Литмир - Электронная Библиотека

Мне все— таки двадцать шесть, и я профи, а тут пропадают малолетки. Среди них еще пловец-мастер и эстонец-штангист на коротких ножках…

— Мужики! — еле кричу им. — Становитесь рядом!

Штангист и пловец понимают. Мы бежим на альбиноса, то есть почти не бежим. Просто высоко поднимаем ноги, а абитуриенты за нашими спинами приходят в чувство. Мимо альбиноса мы пробегаем как надо и, оказавшись на прямой по направлению к чечену, повторяем трюк. Хитрость, конечно, помогает, но все равно от такой физподготовки можно отбросить копыта.

Дней через пять я не выдерживаю и говорю альбиносу:

— Товарищ сержант, давайте попробуем эстафету.

— А как это? — недоверчиво реагирует Кроха.

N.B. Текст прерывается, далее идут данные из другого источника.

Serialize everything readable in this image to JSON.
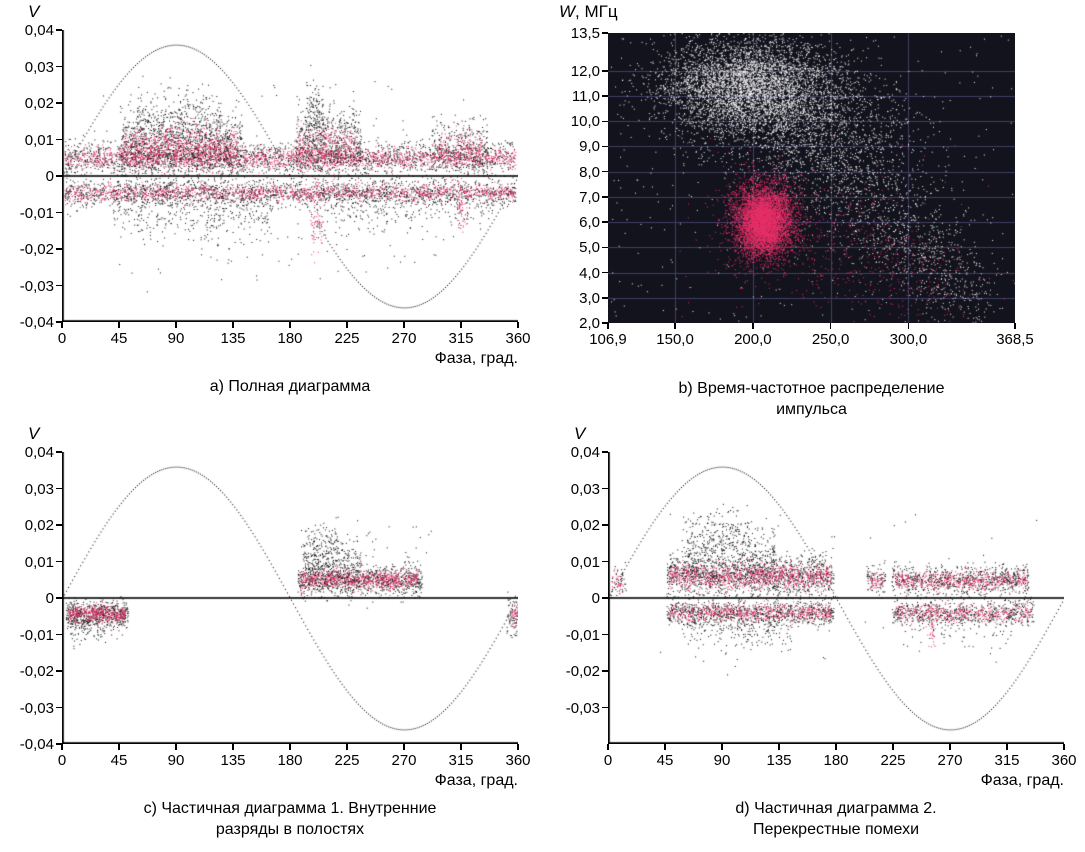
{
  "figure": {
    "background": "#ffffff",
    "point_colors": {
      "black": "#0d0d0d",
      "pink": "#e73069",
      "white": "#fafafa"
    },
    "panels": {
      "a": {
        "y_axis_title_em": "V",
        "y_axis_title_rest": "",
        "x_axis_title": "Фаза, град.",
        "caption_line1": "a) Полная диаграмма",
        "caption_line2": ""
      },
      "b": {
        "y_axis_title_em": "W",
        "y_axis_title_rest": ", МГц",
        "x_axis_title": "",
        "caption_line1": "b) Время-частотное распределение",
        "caption_line2": "импульса"
      },
      "c": {
        "y_axis_title_em": "V",
        "y_axis_title_rest": "",
        "x_axis_title": "Фаза, град.",
        "caption_line1": "c) Частичная диаграмма 1. Внутренние",
        "caption_line2": "разряды в полостях"
      },
      "d": {
        "y_axis_title_em": "V",
        "y_axis_title_rest": "",
        "x_axis_title": "Фаза, град.",
        "caption_line1": "d) Частичная диаграмма 2.",
        "caption_line2": "Перекрестные помехи"
      }
    }
  },
  "chart_data": [
    {
      "id": "a",
      "type": "scatter",
      "title": "a) Полная диаграмма",
      "xlabel": "Фаза, град.",
      "ylabel": "V",
      "x_range": [
        0,
        360
      ],
      "y_range": [
        -0.04,
        0.04
      ],
      "background": "#ffffff",
      "axes": true,
      "zero_line": true,
      "seed": 7,
      "sine": {
        "amplitude": 0.036,
        "period_deg": 360,
        "style": "dotted",
        "color": "#000000"
      },
      "x_ticks": [
        {
          "v": 0,
          "label": "0"
        },
        {
          "v": 45,
          "label": "45"
        },
        {
          "v": 90,
          "label": "90"
        },
        {
          "v": 135,
          "label": "135"
        },
        {
          "v": 180,
          "label": "180"
        },
        {
          "v": 225,
          "label": "225"
        },
        {
          "v": 270,
          "label": "270"
        },
        {
          "v": 315,
          "label": "315"
        },
        {
          "v": 360,
          "label": "360"
        }
      ],
      "y_ticks": [
        {
          "v": 0.04,
          "label": "0,04"
        },
        {
          "v": 0.03,
          "label": "0,03"
        },
        {
          "v": 0.02,
          "label": "0,02"
        },
        {
          "v": 0.01,
          "label": "0,01"
        },
        {
          "v": 0,
          "label": "0"
        },
        {
          "v": -0.01,
          "label": "-0,01"
        },
        {
          "v": -0.02,
          "label": "-0,02"
        },
        {
          "v": -0.03,
          "label": "-0,03"
        },
        {
          "v": -0.04,
          "label": "-0,04"
        }
      ],
      "clusters": [
        {
          "n": 2000,
          "x": [
            2,
            358
          ],
          "cy": 0.005,
          "sy": 0.0022,
          "color": "black",
          "size": 1
        },
        {
          "n": 1700,
          "x": [
            2,
            358
          ],
          "cy": 0.005,
          "sy": 0.0014,
          "color": "pink",
          "size": 1
        },
        {
          "n": 1700,
          "x": [
            2,
            358
          ],
          "cy": -0.0045,
          "sy": 0.0018,
          "color": "black",
          "size": 1
        },
        {
          "n": 1400,
          "x": [
            2,
            358
          ],
          "cy": -0.0045,
          "sy": 0.0012,
          "color": "pink",
          "size": 1
        },
        {
          "n": 1100,
          "x": [
            46,
            142
          ],
          "cy": 0.009,
          "sy": 0.0045,
          "color": "black",
          "size": 1
        },
        {
          "n": 750,
          "x": [
            48,
            138
          ],
          "cy": 0.008,
          "sy": 0.0028,
          "color": "pink",
          "size": 1
        },
        {
          "n": 260,
          "x": [
            58,
            125
          ],
          "cy": 0.016,
          "sy": 0.004,
          "color": "black",
          "size": 1
        },
        {
          "n": 520,
          "x": [
            184,
            236
          ],
          "cy": 0.01,
          "sy": 0.005,
          "color": "black",
          "size": 1
        },
        {
          "n": 330,
          "x": [
            186,
            232
          ],
          "cy": 0.008,
          "sy": 0.003,
          "color": "pink",
          "size": 1
        },
        {
          "n": 130,
          "x": [
            192,
            206
          ],
          "cy": 0.017,
          "sy": 0.005,
          "color": "black",
          "size": 1
        },
        {
          "n": 280,
          "x": [
            292,
            336
          ],
          "cy": 0.008,
          "sy": 0.004,
          "color": "black",
          "size": 1
        },
        {
          "n": 170,
          "x": [
            296,
            332
          ],
          "cy": 0.0075,
          "sy": 0.0025,
          "color": "pink",
          "size": 1
        },
        {
          "n": 420,
          "x": [
            40,
            165
          ],
          "cy": -0.009,
          "sy": 0.004,
          "color": "black",
          "size": 1
        },
        {
          "n": 260,
          "x": [
            200,
            340
          ],
          "cy": -0.0085,
          "sy": 0.0035,
          "color": "black",
          "size": 1
        },
        {
          "n": 90,
          "x": [
            55,
            310
          ],
          "cy": -0.017,
          "sy": 0.006,
          "color": "black",
          "size": 1
        },
        {
          "n": 70,
          "x": [
            196,
            205
          ],
          "cy": -0.011,
          "sy": 0.005,
          "color": "pink",
          "size": 1
        },
        {
          "n": 55,
          "x": [
            312,
            320
          ],
          "cy": -0.008,
          "sy": 0.0035,
          "color": "pink",
          "size": 1
        },
        {
          "n": 60,
          "x": [
            2,
            358
          ],
          "y": [
            -0.028,
            0.026
          ],
          "color": "black",
          "size": 1
        }
      ]
    },
    {
      "id": "b",
      "type": "scatter",
      "title": "b) Время-частотное распределение импульса",
      "xlabel": "",
      "ylabel": "W, МГц",
      "x_range": [
        106.9,
        368.5
      ],
      "y_range": [
        2.0,
        13.5
      ],
      "background": "#13131d",
      "axes": false,
      "zero_line": false,
      "seed": 11,
      "grid": {
        "x_values": [
          150,
          200,
          250,
          300
        ],
        "y_values": [
          3,
          4,
          5,
          6,
          7,
          8,
          9,
          10,
          11,
          12
        ],
        "color": "#3f3f63"
      },
      "x_ticks": [
        {
          "v": 106.9,
          "label": "106,9"
        },
        {
          "v": 150,
          "label": "150,0"
        },
        {
          "v": 200,
          "label": "200,0"
        },
        {
          "v": 250,
          "label": "250,0"
        },
        {
          "v": 300,
          "label": "300,0"
        },
        {
          "v": 368.5,
          "label": "368,5"
        }
      ],
      "y_ticks": [
        {
          "v": 13.5,
          "label": "13,5"
        },
        {
          "v": 12,
          "label": "12,0"
        },
        {
          "v": 11,
          "label": "11,0"
        },
        {
          "v": 10,
          "label": "10,0"
        },
        {
          "v": 9,
          "label": "9,0"
        },
        {
          "v": 8,
          "label": "8,0"
        },
        {
          "v": 7,
          "label": "7,0"
        },
        {
          "v": 6,
          "label": "6,0"
        },
        {
          "v": 5,
          "label": "5,0"
        },
        {
          "v": 4,
          "label": "4,0"
        },
        {
          "v": 3,
          "label": "3,0"
        },
        {
          "v": 2,
          "label": "2,0"
        }
      ],
      "clusters": [
        {
          "n": 4200,
          "cx": 196,
          "sx": 28,
          "cy": 11.5,
          "sy": 0.95,
          "color": "white",
          "size": 1
        },
        {
          "n": 1600,
          "cx": 228,
          "sx": 34,
          "cy": 10.2,
          "sy": 1.1,
          "color": "white",
          "size": 1
        },
        {
          "n": 600,
          "cx": 258,
          "sx": 26,
          "cy": 8.3,
          "sy": 1.1,
          "color": "white",
          "size": 1
        },
        {
          "n": 380,
          "cx": 288,
          "sx": 22,
          "cy": 6.2,
          "sy": 1.1,
          "color": "white",
          "size": 1
        },
        {
          "n": 260,
          "cx": 312,
          "sx": 18,
          "cy": 4.6,
          "sy": 0.9,
          "color": "white",
          "size": 1
        },
        {
          "n": 150,
          "cx": 332,
          "sx": 14,
          "cy": 3.3,
          "sy": 0.7,
          "color": "white",
          "size": 1
        },
        {
          "n": 350,
          "x": [
            108,
            367
          ],
          "y": [
            2.05,
            13.45
          ],
          "color": "white",
          "size": 1
        },
        {
          "n": 3800,
          "cx": 207,
          "sx": 11,
          "cy": 6.1,
          "sy": 0.8,
          "color": "pink",
          "size": 1
        },
        {
          "n": 2200,
          "cx": 206,
          "sx": 6.5,
          "cy": 6.0,
          "sy": 0.55,
          "color": "pink",
          "size": 1
        },
        {
          "n": 300,
          "cx": 255,
          "sx": 30,
          "cy": 5.2,
          "sy": 1.2,
          "color": "pink",
          "size": 1
        },
        {
          "n": 160,
          "cx": 300,
          "sx": 22,
          "cy": 3.9,
          "sy": 0.9,
          "color": "pink",
          "size": 1
        },
        {
          "n": 120,
          "x": [
            150,
            340
          ],
          "y": [
            2.2,
            9.5
          ],
          "color": "pink",
          "size": 1
        }
      ]
    },
    {
      "id": "c",
      "type": "scatter",
      "title": "c) Частичная диаграмма 1. Внутренние разряды в полостях",
      "xlabel": "Фаза, град.",
      "ylabel": "V",
      "x_range": [
        0,
        360
      ],
      "y_range": [
        -0.04,
        0.04
      ],
      "background": "#ffffff",
      "axes": true,
      "zero_line": true,
      "seed": 13,
      "sine": {
        "amplitude": 0.036,
        "period_deg": 360,
        "style": "dotted",
        "color": "#000000"
      },
      "x_ticks": [
        {
          "v": 0,
          "label": "0"
        },
        {
          "v": 45,
          "label": "45"
        },
        {
          "v": 90,
          "label": "90"
        },
        {
          "v": 135,
          "label": "135"
        },
        {
          "v": 180,
          "label": "180"
        },
        {
          "v": 225,
          "label": "225"
        },
        {
          "v": 270,
          "label": "270"
        },
        {
          "v": 315,
          "label": "315"
        },
        {
          "v": 360,
          "label": "360"
        }
      ],
      "y_ticks": [
        {
          "v": 0.04,
          "label": "0,04"
        },
        {
          "v": 0.03,
          "label": "0,03"
        },
        {
          "v": 0.02,
          "label": "0,02"
        },
        {
          "v": 0.01,
          "label": "0,01"
        },
        {
          "v": 0,
          "label": "0"
        },
        {
          "v": -0.01,
          "label": "-0,01"
        },
        {
          "v": -0.02,
          "label": "-0,02"
        },
        {
          "v": -0.03,
          "label": "-0,03"
        },
        {
          "v": -0.04,
          "label": "-0,04"
        }
      ],
      "clusters": [
        {
          "n": 600,
          "x": [
            3,
            52
          ],
          "cy": -0.0045,
          "sy": 0.0018,
          "color": "black",
          "size": 1
        },
        {
          "n": 420,
          "x": [
            4,
            50
          ],
          "cy": -0.0043,
          "sy": 0.0011,
          "color": "pink",
          "size": 1
        },
        {
          "n": 70,
          "x": [
            3,
            34
          ],
          "cy": -0.0085,
          "sy": 0.002,
          "color": "black",
          "size": 1
        },
        {
          "n": 950,
          "x": [
            186,
            284
          ],
          "cy": 0.0052,
          "sy": 0.0022,
          "color": "black",
          "size": 1
        },
        {
          "n": 700,
          "x": [
            188,
            280
          ],
          "cy": 0.005,
          "sy": 0.0014,
          "color": "pink",
          "size": 1
        },
        {
          "n": 300,
          "x": [
            190,
            235
          ],
          "cy": 0.0095,
          "sy": 0.0035,
          "color": "black",
          "size": 1
        },
        {
          "n": 90,
          "x": [
            192,
            218
          ],
          "cy": 0.0155,
          "sy": 0.0032,
          "color": "black",
          "size": 1
        },
        {
          "n": 70,
          "x": [
            351,
            360
          ],
          "cy": -0.0055,
          "sy": 0.0032,
          "color": "black",
          "size": 1
        },
        {
          "n": 45,
          "x": [
            354,
            360
          ],
          "cy": -0.0045,
          "sy": 0.0018,
          "color": "pink",
          "size": 1
        },
        {
          "n": 25,
          "x": [
            186,
            300
          ],
          "y": [
            0.012,
            0.02
          ],
          "color": "black",
          "size": 1
        }
      ]
    },
    {
      "id": "d",
      "type": "scatter",
      "title": "d) Частичная диаграмма 2. Перекрестные помехи",
      "xlabel": "Фаза, град.",
      "ylabel": "V",
      "x_range": [
        0,
        360
      ],
      "y_range": [
        -0.04,
        0.04
      ],
      "background": "#ffffff",
      "axes": true,
      "zero_line": true,
      "seed": 17,
      "sine": {
        "amplitude": 0.036,
        "period_deg": 360,
        "style": "dotted",
        "color": "#000000"
      },
      "x_ticks": [
        {
          "v": 0,
          "label": "0"
        },
        {
          "v": 45,
          "label": "45"
        },
        {
          "v": 90,
          "label": "90"
        },
        {
          "v": 135,
          "label": "135"
        },
        {
          "v": 180,
          "label": "180"
        },
        {
          "v": 225,
          "label": "225"
        },
        {
          "v": 270,
          "label": "270"
        },
        {
          "v": 315,
          "label": "315"
        },
        {
          "v": 360,
          "label": "360"
        }
      ],
      "y_ticks": [
        {
          "v": 0.04,
          "label": "0,04"
        },
        {
          "v": 0.03,
          "label": "0,03"
        },
        {
          "v": 0.02,
          "label": "0,02"
        },
        {
          "v": 0.01,
          "label": "0,01"
        },
        {
          "v": 0,
          "label": "0"
        },
        {
          "v": -0.01,
          "label": "-0,01"
        },
        {
          "v": -0.02,
          "label": "-0,02"
        },
        {
          "v": -0.03,
          "label": "-0,03"
        }
      ],
      "clusters": [
        {
          "n": 1300,
          "x": [
            46,
            178
          ],
          "cy": 0.0062,
          "sy": 0.0028,
          "color": "black",
          "size": 1
        },
        {
          "n": 950,
          "x": [
            48,
            176
          ],
          "cy": 0.006,
          "sy": 0.0018,
          "color": "pink",
          "size": 1
        },
        {
          "n": 420,
          "x": [
            58,
            132
          ],
          "cy": 0.0115,
          "sy": 0.0045,
          "color": "black",
          "size": 1
        },
        {
          "n": 150,
          "x": [
            62,
            112
          ],
          "cy": 0.018,
          "sy": 0.0035,
          "color": "black",
          "size": 1
        },
        {
          "n": 850,
          "x": [
            46,
            178
          ],
          "cy": -0.004,
          "sy": 0.0018,
          "color": "black",
          "size": 1
        },
        {
          "n": 600,
          "x": [
            48,
            176
          ],
          "cy": -0.004,
          "sy": 0.0012,
          "color": "pink",
          "size": 1
        },
        {
          "n": 220,
          "x": [
            58,
            145
          ],
          "cy": -0.0085,
          "sy": 0.0035,
          "color": "black",
          "size": 1
        },
        {
          "n": 750,
          "x": [
            224,
            332
          ],
          "cy": 0.005,
          "sy": 0.002,
          "color": "black",
          "size": 1
        },
        {
          "n": 520,
          "x": [
            226,
            330
          ],
          "cy": 0.0048,
          "sy": 0.0013,
          "color": "pink",
          "size": 1
        },
        {
          "n": 600,
          "x": [
            224,
            336
          ],
          "cy": -0.004,
          "sy": 0.0018,
          "color": "black",
          "size": 1
        },
        {
          "n": 400,
          "x": [
            226,
            334
          ],
          "cy": -0.004,
          "sy": 0.0012,
          "color": "pink",
          "size": 1
        },
        {
          "n": 85,
          "x": [
            204,
            219
          ],
          "cy": 0.005,
          "sy": 0.002,
          "color": "black",
          "size": 1
        },
        {
          "n": 55,
          "x": [
            206,
            217
          ],
          "cy": 0.0048,
          "sy": 0.0013,
          "color": "pink",
          "size": 1
        },
        {
          "n": 45,
          "x": [
            2,
            14
          ],
          "cy": 0.0045,
          "sy": 0.002,
          "color": "black",
          "size": 1
        },
        {
          "n": 30,
          "x": [
            3,
            12
          ],
          "cy": 0.0045,
          "sy": 0.0013,
          "color": "pink",
          "size": 1
        },
        {
          "n": 70,
          "x": [
            230,
            320
          ],
          "cy": -0.009,
          "sy": 0.003,
          "color": "black",
          "size": 1
        },
        {
          "n": 40,
          "x": [
            252,
            258
          ],
          "cy": -0.008,
          "sy": 0.004,
          "color": "pink",
          "size": 1
        },
        {
          "n": 40,
          "x": [
            40,
            340
          ],
          "y": [
            -0.018,
            0.024
          ],
          "color": "black",
          "size": 1
        }
      ]
    }
  ]
}
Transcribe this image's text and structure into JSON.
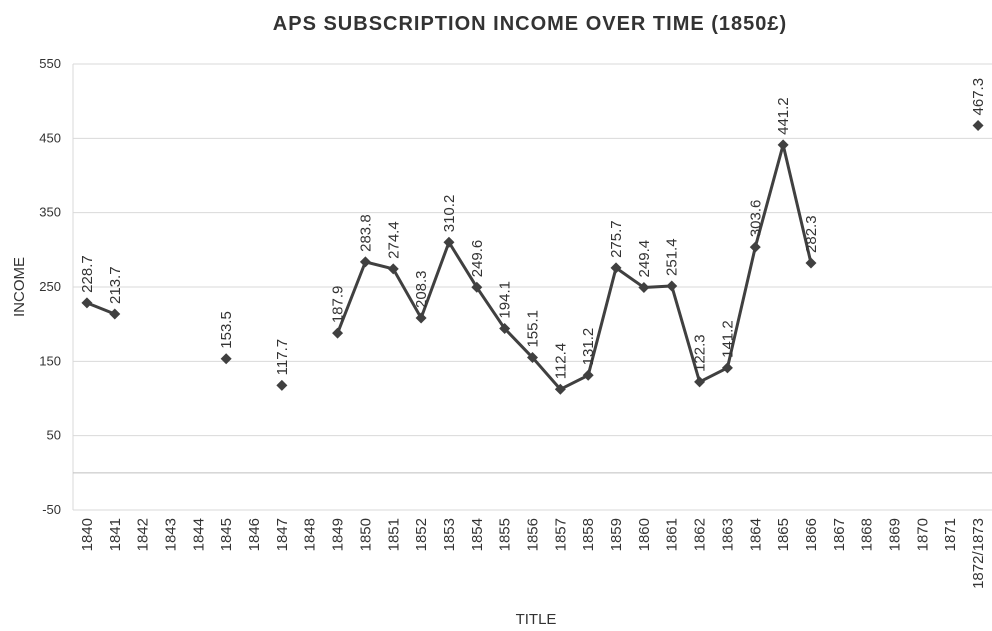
{
  "chart_data": {
    "type": "line",
    "title": "APS SUBSCRIPTION INCOME OVER TIME (1850£)",
    "x_label": "TITLE",
    "y_label": "INCOME",
    "categories": [
      "1840",
      "1841",
      "1842",
      "1843",
      "1844",
      "1845",
      "1846",
      "1847",
      "1848",
      "1849",
      "1850",
      "1851",
      "1852",
      "1853",
      "1854",
      "1855",
      "1856",
      "1857",
      "1858",
      "1859",
      "1860",
      "1861",
      "1862",
      "1863",
      "1864",
      "1865",
      "1866",
      "1867",
      "1868",
      "1869",
      "1870",
      "1871",
      "1872/1873"
    ],
    "values": [
      228.7,
      213.7,
      null,
      null,
      null,
      153.5,
      null,
      117.7,
      null,
      187.9,
      283.8,
      274.4,
      208.3,
      310.2,
      249.6,
      194.1,
      155.1,
      112.4,
      131.2,
      275.7,
      249.4,
      251.4,
      122.3,
      141.2,
      303.6,
      441.2,
      282.3,
      null,
      null,
      null,
      null,
      null,
      467.3
    ],
    "color": "#404040",
    "ylim": [
      -50,
      550
    ],
    "yticks": [
      -50,
      50,
      150,
      250,
      350,
      450,
      550
    ],
    "grid": true
  }
}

— Очень просто, — отвечаю и объясняю принципы, которые просты и очевидны, как олимпийские идеалы Кубертена.

Разговор происходит на стадионе воинской части. Его неровная плоскость с вытоптанной травой не похожа на античный пейзаж, но мое красноречие, испуганное неотвратимо приближающимся кроссом, стремительно, словно речь Перикла. Оно заряжено шестью годами обучения на историческом факультете. Почти мертвые новобранцы лежат на земле, и я стараюсь спасти их молодые жизни. Командирская враждебность Крохи и Башки дает слабину, и Кроха соглашается.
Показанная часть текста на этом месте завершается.